Cryptojacking: cryptography in the service of the Devil

Posted on Sun 07 January 2018 in Information Security


Cryptojacking is about using the user’s device processor, with or without his consent, to mine cryptocurrency when visiting a given webpage which is not necessarily compromised but can do that on purpose. It starts instantly upon visiting a cryptocurrency mining webpage. In its most nefarious form, cryptojacking does not require permission or any other form of effort from the user to be run. In other words, cryptojacking consists in hijacking the user’s devices (computer, smartphone, tablet ...etc) to pilfer digital profit.


It all started on September 2017, when a company called Coinhive1 devised a mining component for the Monero (coin equivalent in Esperanto) cryptocurrency that a webpage can hide in a form of a JavaScript script that looks as follows:

<script src=""></script>
        var miner = new CoinHive.User('<site-key>', 'john-doe');

The motivation behind Coinhive’s product was to offer an alternative income stream for websites to ads which suffer from their own security pitfalls. This company offers a flexible JavaScript API to play with the mining component at will. Hence PirateBay is the first website used this API to raise funds2:

As you may have noticed we are testing a Monero javascript miner. 
This is only a test. We really want to get rid of all the ads. But we also need enough money to keep the site running.
Let us know what you think in the comments. Do you want ads or do you want to give away a few of your CPU cycles every time you visit the site?
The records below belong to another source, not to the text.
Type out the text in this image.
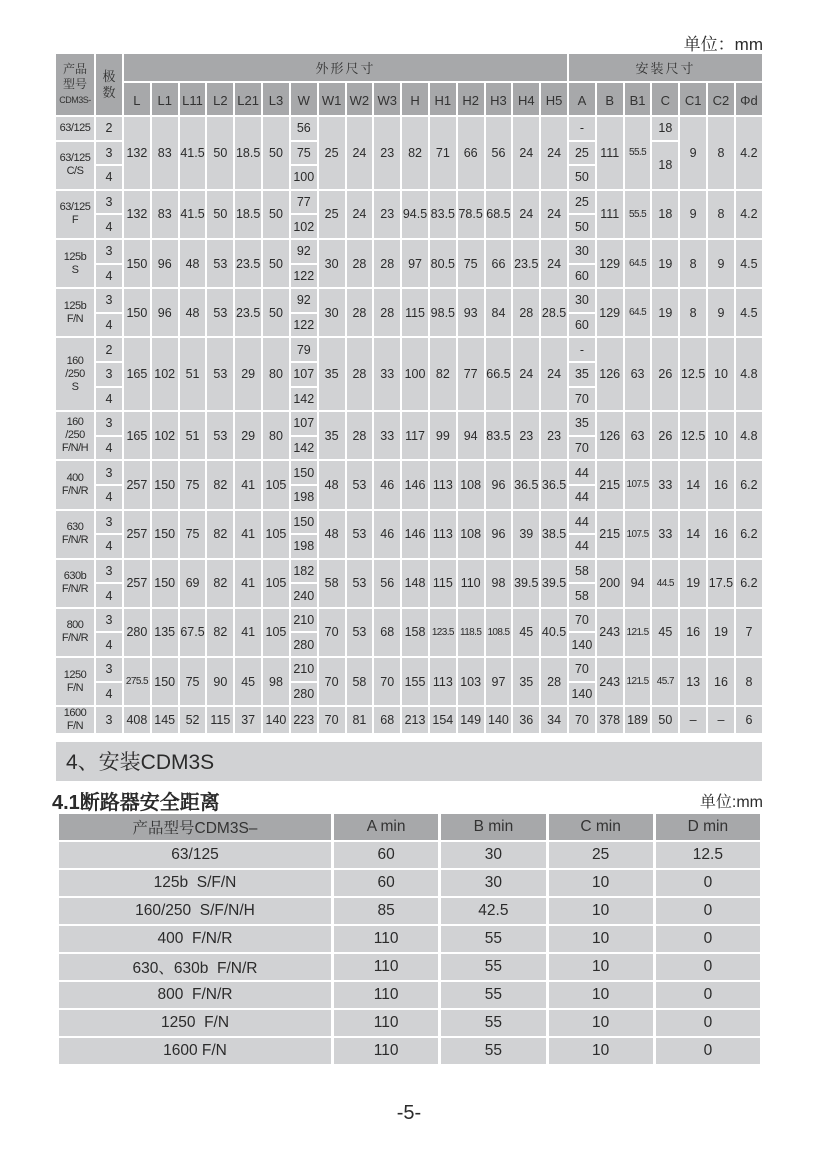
单位：mm
产品
型号
CDM3S-	极
数	外形尺寸																安装尺寸						
		L	L1	L11	L2	L21	L3	W	W1	W2	W3	H	H1	H2	H3	H4	H5	A	B	B1	C	C1	C2	Φd
63/125	2	132	83	41.5	50	18.5	50	56	25	24	23	82	71	66	56	24	24	-	111	55.5	18	9	8	4.2
63/125
C/S	3							75										25			18			
	4							100										50						
63/125
F	3	132	83	41.5	50	18.5	50	77	25	24	23	94.5	83.5	78.5	68.5	24	24	25	111	55.5	18	9	8	4.2
	4							102										50						
125b
S	3	150	96	48	53	23.5	50	92	30	28	28	97	80.5	75	66	23.5	24	30	129	64.5	19	8	9	4.5
	4							122										60						
125b
F/N	3	150	96	48	53	23.5	50	92	30	28	28	115	98.5	93	84	28	28.5	30	129	64.5	19	8	9	4.5
	4							122										60						
160
/250
S	2	165	102	51	53	29	80	79	35	28	33	100	82	77	66.5	24	24	-	126	63	26	12.5	10	4.8
	3							107										35						
	4							142										70						
160
/250
F/N/H	3	165	102	51	53	29	80	107	35	28	33	117	99	94	83.5	23	23	35	126	63	26	12.5	10	4.8
	4							142										70						
400
F/N/R	3	257	150	75	82	41	105	150	48	53	46	146	113	108	96	36.5	36.5	44	215	107.5	33	14	16	6.2
	4							198										44						
630
F/N/R	3	257	150	75	82	41	105	150	48	53	46	146	113	108	96	39	38.5	44	215	107.5	33	14	16	6.2
	4							198										44						
630b
F/N/R	3	257	150	69	82	41	105	182	58	53	56	148	115	110	98	39.5	39.5	58	200	94	44.5	19	17.5	6.2
	4							240										58						
800
F/N/R	3	280	135	67.5	82	41	105	210	70	53	68	158	123.5	118.5	108.5	45	40.5	70	243	121.5	45	16	19	7
	4							280										140						
1250
F/N	3	275.5	150	75	90	45	98	210	70	58	70	155	113	103	97	35	28	70	243	121.5	45.7	13	16	8
	4							280										140						
1600
F/N	3	408	145	52	115	37	140	223	70	81	68	213	154	149	140	36	34	70	378	189	50	–	–	6
4、安装CDM3S
4.1断路器安全距离	单位:mm
产品型号CDM3S–	A min	B min	C min	D min
63/125	60	30	25	12.5
125b  S/F/N	60	30	10	0
160/250  S/F/N/H	85	42.5	10	0
400  F/N/R	110	55	10	0
630、630b  F/N/R	110	55	10	0
800  F/N/R	110	55	10	0
1250  F/N	110	55	10	0
1600 F/N	110	55	10	0
-5-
Personally, I see such an approach equivalent to when you ask someone the permission to rape him. That said, I remember I read somewhere else that most PirateBay users accepted an in-browser mining to reduce adds. And since that, copycats have been cropping up to claim funds raising or reducing adds. Nefarious attackers can mine digital money for themselves by compromising a given website to take advantage of its traffic3. There is even a Google Chrome extension4 which is removed from the Web Store for mining cryptocurrency in the background without the knowledge and consent of its users.


To prevent spamming activities, website provide a challenge response test in the form of CAPTCHA to be solve by the visitor to check if that is a human or a machine. But nowadays, most probably you have already encountered a website which relies on the proof of work CAPCHA. The concept of POW CAPTCHA5 consists in forcing your CPU to solve a mathematical puzzle in the form of a hashing algorithm for the Monero Blockchain.
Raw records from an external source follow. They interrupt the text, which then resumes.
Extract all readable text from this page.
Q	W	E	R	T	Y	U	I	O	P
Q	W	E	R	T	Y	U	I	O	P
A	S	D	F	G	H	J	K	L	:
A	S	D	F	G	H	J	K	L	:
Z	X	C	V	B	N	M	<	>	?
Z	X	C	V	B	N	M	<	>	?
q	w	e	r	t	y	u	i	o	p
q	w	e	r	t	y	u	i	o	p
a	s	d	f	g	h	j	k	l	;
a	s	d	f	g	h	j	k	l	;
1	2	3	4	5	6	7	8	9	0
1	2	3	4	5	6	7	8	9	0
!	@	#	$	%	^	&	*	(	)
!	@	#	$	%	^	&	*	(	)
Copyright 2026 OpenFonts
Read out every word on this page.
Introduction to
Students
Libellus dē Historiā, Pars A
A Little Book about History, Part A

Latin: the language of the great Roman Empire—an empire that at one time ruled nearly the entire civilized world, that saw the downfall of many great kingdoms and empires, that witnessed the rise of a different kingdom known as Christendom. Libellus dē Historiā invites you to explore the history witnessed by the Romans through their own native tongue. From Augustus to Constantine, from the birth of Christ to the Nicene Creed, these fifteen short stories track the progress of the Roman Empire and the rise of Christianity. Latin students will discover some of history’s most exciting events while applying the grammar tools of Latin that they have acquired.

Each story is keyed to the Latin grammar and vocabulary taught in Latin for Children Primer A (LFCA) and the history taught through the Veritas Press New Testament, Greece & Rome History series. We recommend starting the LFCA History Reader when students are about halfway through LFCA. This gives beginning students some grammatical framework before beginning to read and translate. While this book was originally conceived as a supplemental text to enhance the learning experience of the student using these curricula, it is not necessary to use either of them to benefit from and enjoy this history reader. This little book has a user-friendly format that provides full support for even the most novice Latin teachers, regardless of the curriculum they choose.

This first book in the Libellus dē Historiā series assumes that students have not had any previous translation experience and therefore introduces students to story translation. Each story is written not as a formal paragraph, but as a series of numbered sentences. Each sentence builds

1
This is how POW CAPTCHA looks like:


While this technique makes your surfing easier and flatters your laziness in that you do not need to solve the CAPTCHA manually by yourself, you pay the website by letting it exploit your CPU and raise your electrical bills. Of course, depending on the speed and power of your machine, you may wait more or less than other visitors to be able to surf on the website in question.
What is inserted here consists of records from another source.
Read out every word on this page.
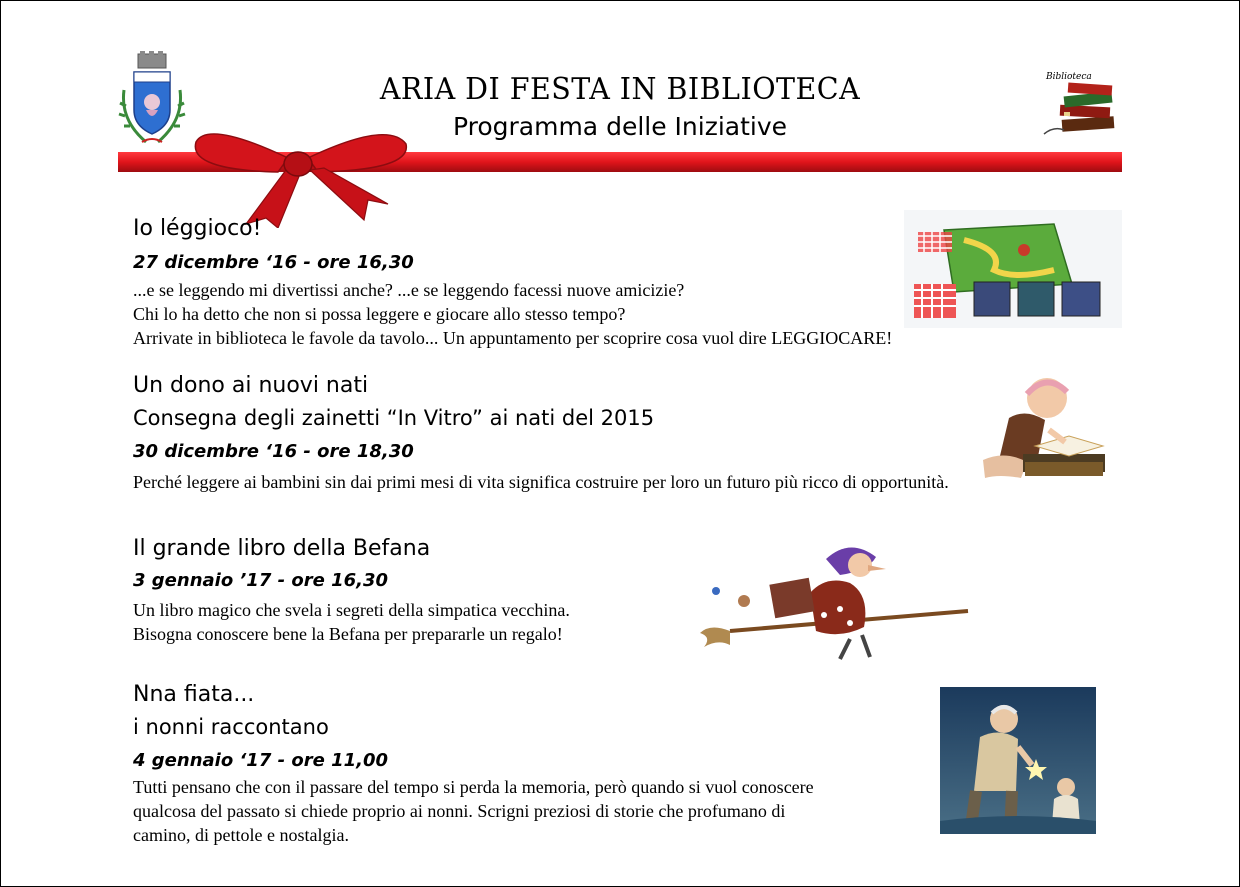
Biblioteca
ARIA DI FESTA IN BIBLIOTECA
Programma delle Iniziative
Io léggioco!
27 dicembre ‘16 - ore 16,30
...e se leggendo mi divertissi anche? ...e se leggendo facessi nuove amicizie?
Chi lo ha detto che non si possa leggere e giocare allo stesso tempo?
Arrivate in biblioteca le favole da tavolo... Un appuntamento per scoprire cosa vuol dire LEGGIOCARE!
Un dono ai nuovi nati
Consegna degli zainetti “In Vitro” ai nati del 2015
30 dicembre ‘16 - ore 18,30
Perché leggere ai bambini sin dai primi mesi di vita significa costruire per loro un futuro più ricco di opportunità.
Il grande libro della Befana
3 gennaio ’17 - ore 16,30
Un libro magico che svela i segreti della simpatica vecchina.
Bisogna conoscere bene la Befana per prepararle un regalo!
Nna fiata...
i nonni raccontano
4 gennaio ‘17 - ore 11,00
Tutti pensano che con il passare del tempo si perda la memoria, però quando si vuol conoscere
qualcosa del passato si chiede proprio ai nonni. Scrigni preziosi di storie che profumano di
camino, di pettole e nostalgia.
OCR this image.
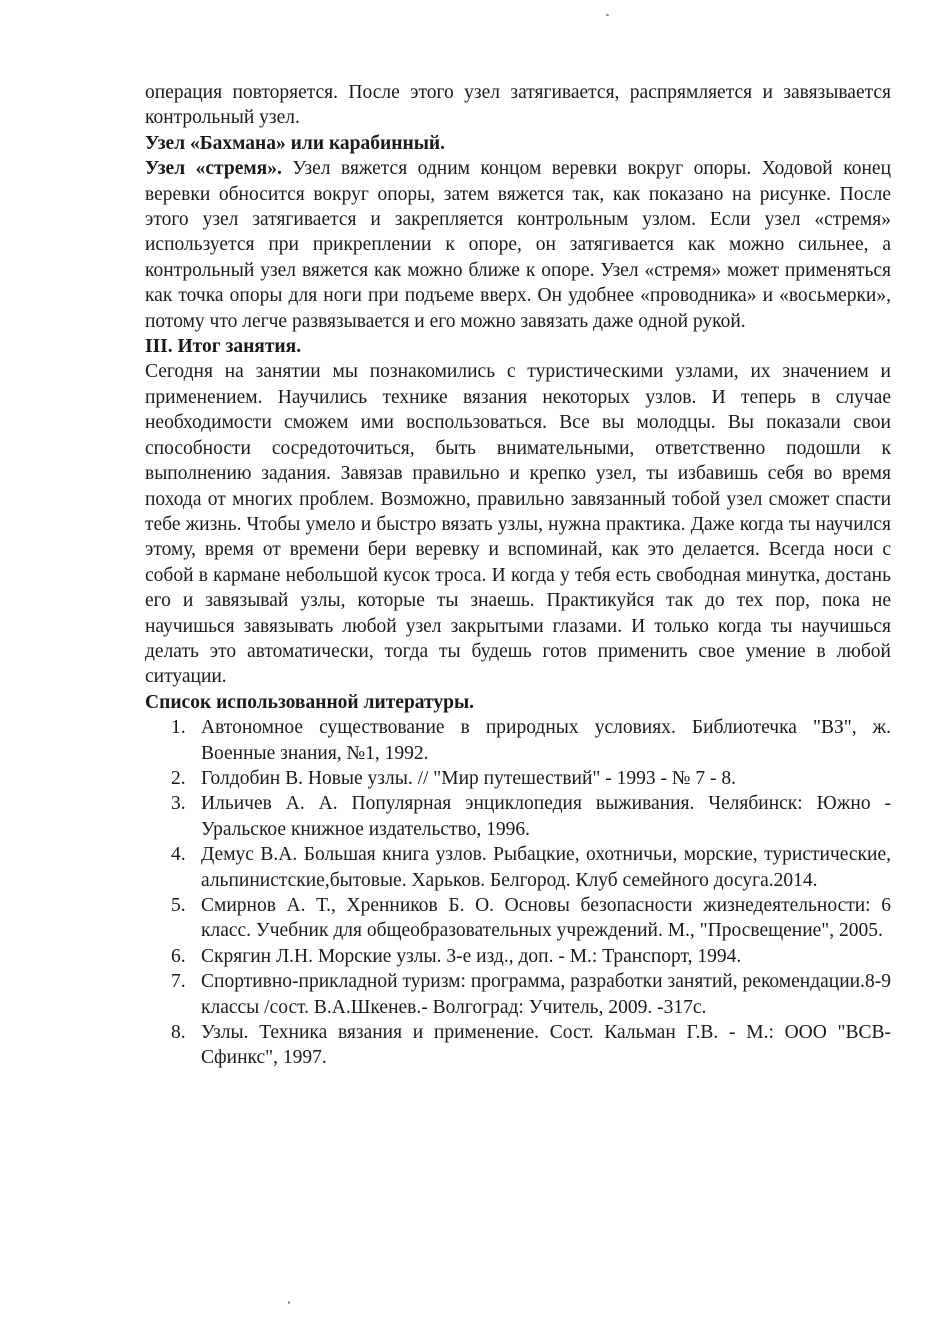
операция повторяется. После этого узел затягивается, распрямляется и завязывается контрольный узел.

Узел «Бахмана» или карабинный.

Узел «стремя». Узел вяжется одним концом веревки вокруг опоры. Ходовой конец веревки обносится вокруг опоры, затем вяжется так, как показано на рисунке. После этого узел затягивается и закрепляется контрольным узлом. Если узел «стремя» используется при прикреплении к опоре, он затягивается как можно сильнее, а контрольный узел вяжется как можно ближе к опоре. Узел «стремя» может применяться как точка опоры для ноги при подъеме вверх. Он удобнее «проводника» и «восьмерки», потому что легче развязывается и его можно завязать даже одной рукой.

III. Итог занятия.

Сегодня на занятии мы познакомились с туристическими узлами, их значением и применением. Научились технике вязания некоторых узлов. И теперь в случае необходимости сможем ими воспользоваться. Все вы молодцы. Вы показали свои способности сосредоточиться, быть внимательными, ответственно подошли к выполнению задания. Завязав правильно и крепко узел, ты избавишь себя во время похода от многих проблем. Возможно, правильно завязанный тобой узел сможет спасти тебе жизнь. Чтобы умело и быстро вязать узлы, нужна практика. Даже когда ты научился этому, время от времени бери веревку и вспоминай, как это делается. Всегда носи с собой в кармане небольшой кусок троса. И когда у тебя есть свободная минутка, достань его и завязывай узлы, которые ты знаешь. Практикуйся так до тех пор, пока не научишься завязывать любой узел закрытыми глазами. И только когда ты научишься делать это автоматически, тогда ты будешь готов применить свое умение в любой ситуации.

Список использованной литературы.

1. Автономное существование в природных условиях. Библиотечка "ВЗ", ж. Военные знания, №1, 1992.
2. Голдобин В. Новые узлы. // "Мир путешествий" - 1993 - № 7 - 8.
3. Ильичев А. А. Популярная энциклопедия выживания. Челябинск: Южно - Уральское книжное издательство, 1996.
4. Демус В.А. Большая книга узлов. Рыбацкие, охотничьи, морские, туристические, альпинистские,бытовые. Харьков. Белгород. Клуб семейного досуга.2014.
5. Смирнов А. Т., Хренников Б. О. Основы безопасности жизнедеятельности: 6 класс. Учебник для общеобразовательных учреждений. М., "Просвещение", 2005.
6. Скрягин Л.Н. Морские узлы. 3-е изд., доп. - М.: Транспорт, 1994.
7. Спортивно-прикладной туризм: программа, разработки занятий, рекомендации.8-9 классы /сост. В.А.Шкенев.- Волгоград: Учитель, 2009. -317с.
8. Узлы. Техника вязания и применение. Сост. Кальман Г.В. - М.: ООО "ВСВ-Сфинкс", 1997.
This technique is more insidious than the most common malicious JavaScript attacks such as drive-by download ones which often lead to sneak nefarious software into the user’s machine. In practice, cryptojacking is mostly intentional and secretive.

Running several cryptojacked webpages may have dramatic consequences emanating from an overwhelmed machine’s processor: that can range from interrupted work to damaging the hardware (as it is the case with the infamous Android trojan called Loapi6) passing by data loss or a glitch in an organization's network. There is a simpler yet effective impact to frequently land on cryptojacking webpages: that will increase your electric bills as the CPU of your machine is “forced” to work more.


Ad blockers can protect against cryptojacking. There is an extension called No Coin for the Google Chrome users. The last version of Opera (50)7 ships with a built-in cryptojacking blocker. It is worth to mention that as soon as the user closes the tab of the cryptojacking webpage, the CPU cycles inherent to it and used for mining are freed (but this may not always the case. Although lot of scanners already block Coinhive cryptojacking and categorize it as malware, attackers can always find a way to circumvent them (using obfuscated code, for instance) or by  hosting their own mining intermediary for JavaScript components to call back to.


POW CAPTCHA will prevent spamming activities because these later ones are done rather by computer botnet8, so the attacker does not worry about how much CPU power is taken from the machines under his control. On the other hand, cryptojacking compromises the browsing user experience, and maybe one day everybody will have to buy a more expensive computer in order to surf on the Internet, or have to pay more electrical bills to read news online instead of paying for the conventional membership. Definitely, given our nature as humans, cryptojacking may be a source to nourish inequality among Internet consumers.